Analysts say both North Korea and South Korea are closely monitoring the US response to Russia’s invasion of Ukraine, albeit for different reasons.
North Korea does series of missile tests in January, but not this month – possibly out of respect for neighboring and ally China, which is hosting the Winter Olympics. With the Olympics over and the Biden administration’s attention on Ukraine, North Korea may decide it’s time to resume weapons tests, to gain more diplomatic leverage with Washington.
“The crisis in Ukraine gives North Korea more options, whether it’s a missile test,” said Cheon Seong-whun, former director of the Korea Institute for National Unification, a government-funded study. long-range fire or even a nuclear test. institute in Seoul.
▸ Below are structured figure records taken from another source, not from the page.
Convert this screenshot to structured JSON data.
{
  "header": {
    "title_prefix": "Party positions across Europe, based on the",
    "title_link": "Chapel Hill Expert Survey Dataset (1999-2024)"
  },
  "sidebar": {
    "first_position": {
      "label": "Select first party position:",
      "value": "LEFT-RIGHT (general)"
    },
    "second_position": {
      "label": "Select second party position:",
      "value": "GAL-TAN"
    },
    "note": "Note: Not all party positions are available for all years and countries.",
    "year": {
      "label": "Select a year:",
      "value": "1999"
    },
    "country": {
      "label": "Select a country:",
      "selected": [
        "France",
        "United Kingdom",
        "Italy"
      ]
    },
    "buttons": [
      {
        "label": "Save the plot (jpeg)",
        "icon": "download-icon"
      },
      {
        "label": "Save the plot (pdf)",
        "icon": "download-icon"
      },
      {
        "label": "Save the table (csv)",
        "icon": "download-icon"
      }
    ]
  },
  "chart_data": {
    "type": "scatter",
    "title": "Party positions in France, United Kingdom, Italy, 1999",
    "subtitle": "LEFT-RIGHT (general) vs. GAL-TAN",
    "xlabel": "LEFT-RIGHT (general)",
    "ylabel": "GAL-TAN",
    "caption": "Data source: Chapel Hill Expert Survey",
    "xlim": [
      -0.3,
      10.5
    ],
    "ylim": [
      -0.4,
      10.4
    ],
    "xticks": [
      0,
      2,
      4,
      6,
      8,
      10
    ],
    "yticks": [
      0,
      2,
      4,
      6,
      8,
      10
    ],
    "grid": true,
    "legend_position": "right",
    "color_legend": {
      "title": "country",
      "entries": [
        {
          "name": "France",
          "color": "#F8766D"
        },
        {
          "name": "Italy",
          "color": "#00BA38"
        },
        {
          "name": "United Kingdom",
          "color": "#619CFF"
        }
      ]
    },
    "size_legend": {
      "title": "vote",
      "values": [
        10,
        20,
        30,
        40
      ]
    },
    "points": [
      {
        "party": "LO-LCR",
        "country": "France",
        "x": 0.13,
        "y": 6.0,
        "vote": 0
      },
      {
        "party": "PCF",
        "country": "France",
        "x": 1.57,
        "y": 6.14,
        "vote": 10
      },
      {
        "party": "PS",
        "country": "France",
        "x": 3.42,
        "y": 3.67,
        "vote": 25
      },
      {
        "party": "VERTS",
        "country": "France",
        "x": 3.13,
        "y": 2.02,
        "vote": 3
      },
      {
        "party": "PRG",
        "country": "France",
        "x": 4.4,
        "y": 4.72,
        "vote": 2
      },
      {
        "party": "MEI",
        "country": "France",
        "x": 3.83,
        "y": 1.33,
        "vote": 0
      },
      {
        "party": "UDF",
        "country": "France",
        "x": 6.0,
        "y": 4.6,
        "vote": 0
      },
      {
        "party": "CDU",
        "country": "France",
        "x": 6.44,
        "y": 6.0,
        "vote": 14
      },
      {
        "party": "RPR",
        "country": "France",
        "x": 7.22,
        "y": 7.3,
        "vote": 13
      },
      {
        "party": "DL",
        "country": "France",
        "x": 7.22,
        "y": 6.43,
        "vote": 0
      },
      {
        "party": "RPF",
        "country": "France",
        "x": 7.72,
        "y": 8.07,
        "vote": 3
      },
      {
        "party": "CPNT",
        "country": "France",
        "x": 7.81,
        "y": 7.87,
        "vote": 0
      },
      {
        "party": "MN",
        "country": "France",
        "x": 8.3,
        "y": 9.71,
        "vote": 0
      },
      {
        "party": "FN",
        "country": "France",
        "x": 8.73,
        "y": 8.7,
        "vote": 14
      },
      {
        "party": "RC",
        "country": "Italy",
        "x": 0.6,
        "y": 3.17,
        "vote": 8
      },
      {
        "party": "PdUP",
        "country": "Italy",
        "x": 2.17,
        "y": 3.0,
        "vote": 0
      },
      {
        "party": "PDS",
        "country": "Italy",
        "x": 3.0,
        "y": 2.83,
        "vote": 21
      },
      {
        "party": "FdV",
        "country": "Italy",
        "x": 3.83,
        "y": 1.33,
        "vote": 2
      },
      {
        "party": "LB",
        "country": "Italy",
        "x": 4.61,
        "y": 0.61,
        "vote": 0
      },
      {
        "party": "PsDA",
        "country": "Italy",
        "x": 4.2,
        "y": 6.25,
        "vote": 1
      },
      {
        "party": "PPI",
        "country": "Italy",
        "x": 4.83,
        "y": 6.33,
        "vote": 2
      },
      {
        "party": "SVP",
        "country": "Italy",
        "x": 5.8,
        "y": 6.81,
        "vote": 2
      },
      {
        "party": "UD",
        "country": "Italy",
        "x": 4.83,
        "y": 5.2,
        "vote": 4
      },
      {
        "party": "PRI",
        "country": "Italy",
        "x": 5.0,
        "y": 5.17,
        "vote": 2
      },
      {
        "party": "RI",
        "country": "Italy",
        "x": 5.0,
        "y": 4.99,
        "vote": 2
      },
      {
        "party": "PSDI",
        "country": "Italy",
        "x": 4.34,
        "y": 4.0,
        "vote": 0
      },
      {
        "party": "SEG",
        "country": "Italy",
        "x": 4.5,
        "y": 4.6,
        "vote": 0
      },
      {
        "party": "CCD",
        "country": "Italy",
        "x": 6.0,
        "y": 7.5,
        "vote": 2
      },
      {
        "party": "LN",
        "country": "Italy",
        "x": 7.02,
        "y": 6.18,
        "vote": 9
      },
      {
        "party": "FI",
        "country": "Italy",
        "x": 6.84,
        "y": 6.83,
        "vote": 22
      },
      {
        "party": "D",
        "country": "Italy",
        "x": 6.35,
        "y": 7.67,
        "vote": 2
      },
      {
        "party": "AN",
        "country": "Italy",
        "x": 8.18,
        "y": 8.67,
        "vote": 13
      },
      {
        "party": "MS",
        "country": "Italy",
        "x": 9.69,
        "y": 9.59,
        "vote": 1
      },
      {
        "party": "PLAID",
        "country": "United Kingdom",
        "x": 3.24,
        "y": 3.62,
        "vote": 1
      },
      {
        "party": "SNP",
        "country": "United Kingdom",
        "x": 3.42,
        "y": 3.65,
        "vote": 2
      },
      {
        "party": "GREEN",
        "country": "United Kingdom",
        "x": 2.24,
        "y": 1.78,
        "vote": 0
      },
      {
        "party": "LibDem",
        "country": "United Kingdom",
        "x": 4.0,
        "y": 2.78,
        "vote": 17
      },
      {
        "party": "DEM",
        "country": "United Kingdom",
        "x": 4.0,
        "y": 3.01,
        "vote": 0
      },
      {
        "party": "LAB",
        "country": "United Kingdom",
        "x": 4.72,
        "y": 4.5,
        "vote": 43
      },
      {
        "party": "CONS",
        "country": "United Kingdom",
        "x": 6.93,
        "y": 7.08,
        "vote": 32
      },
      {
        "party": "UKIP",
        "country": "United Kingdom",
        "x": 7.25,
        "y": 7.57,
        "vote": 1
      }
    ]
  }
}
Lee Byong-chul, professor of political science at the Institute of Far Eastern Studies at Kyungnam University in Seoul, said that in South Korea, many would see Washington’s response to the Russian invasion as a test of their credibility as a military ally.
He said the failure of American leadership could even increase public support for the idea of South Korea having its own nuclear weapons – an idea the South government opposes. opposition, but has grown in popularity as North Korea continues to build up its arsenal and China has become more assertive in the region.
“The Koreans saw the United States looking like a toothless tiger in its chaotic withdrawal from Afghanistan,” Professor Lee said. “If it proves Ukraine has no backbone, they will talk more about arming their country with nuclear weapons, because they wonder if Ukraine has to endure the humiliation they are suffering. now if they don’t give up their nuclear weapons.”
After the dissolution of the Soviet Union, Ukraine give up Soviet nuclear weapons on its soil in exchange for security guarantees.
South Korean online chat rooms boil over as people discuss the impact of Ukraine’s invasion on the divided Korean Peninsula. Some say a weak US response will make North Korea determined not to give up its nuclear arsenal.
The South Korean government condemned the invasion and pledged to join international sanctions against Russia. As of Saturday, the North Korean government had yet to issue a statement about the invasion.
https://www.nytimes.com/2022/02/25/world/europe/on-both-sides-of-the-korean-peninsula-eyes-are-on-washingtons-response-to-russia.html Both sides of the Korean Peninsula have their eyes fixed on Washington’s response to Russia.